Wisconsin's Drive Sober or Get Pulled Over campaign to crack down on drunken driving around the holidays begins Friday and runs through the end of the year.
The Waukesha County Sheriff's Department is one of many law enforcement agencies around the state participating.
Deputies in Waukesha County will be out on the roads in greater numbers and for longer hours.
The extra patrols are paid for with state grant money. The sheriff's department said the increased presence on area highways is meant to discourage people from getting behind the wheel of a vehicle while impaired.
A fall, 2017 Drive Sober or Get Pulled Over operation in Waukesha County that took place around the Labor Day weekend allowed deputies to spend an extra 78 hours on local roadways in a roughly two-week span.
This month, deputies there will be focusing their efforts on busy stretches of I-94 and I-43.
Vehicles that are swerving in and out of their lanes, or speeding, are likely to be pulled over on suspicion of OWI.
While the extra patrols are focusing on spotting drunk drivers, deputies are able to hand out all other citations as well.

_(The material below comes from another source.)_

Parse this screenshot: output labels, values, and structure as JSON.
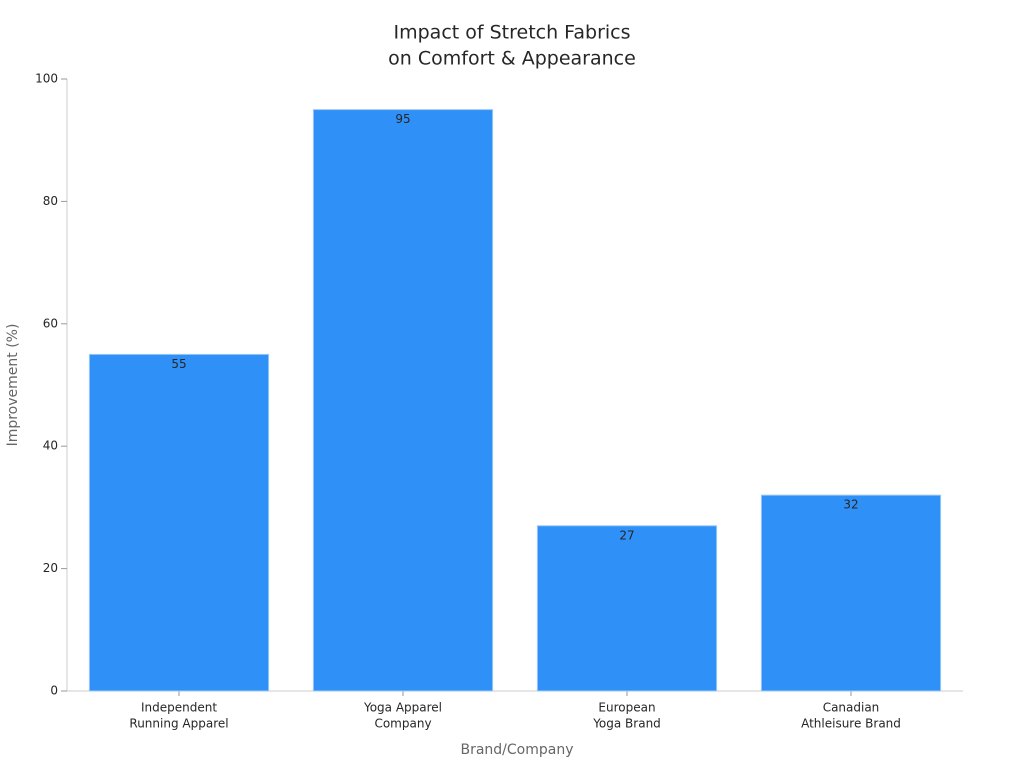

The Waukesha County Sheriff's Department said all motorists should keep the following in mind:
- If you plan to celebrate, choose a sober, designated driver.
- If you are feeling “buzzed", you likely are over the 0.08 BAC limit and should not drive. Take public transit, a taxicab, or ask a sober friend to drive you home.
- The Wisconsin DOT offers a free Drive Sober mobile app that includes a blood alcohol estimator, designated driver selector, and find-a-ride feature that uses a smart phone’s GPS to locate alternative transportation.
- Some taverns and restaurants have programs to provide patrons with a safe ride home. Visit www.tlw.org for more information.
- Report impaired drivers to law enforcement by calling 911. Provide as much detail as possible on the driver, vehicle and location.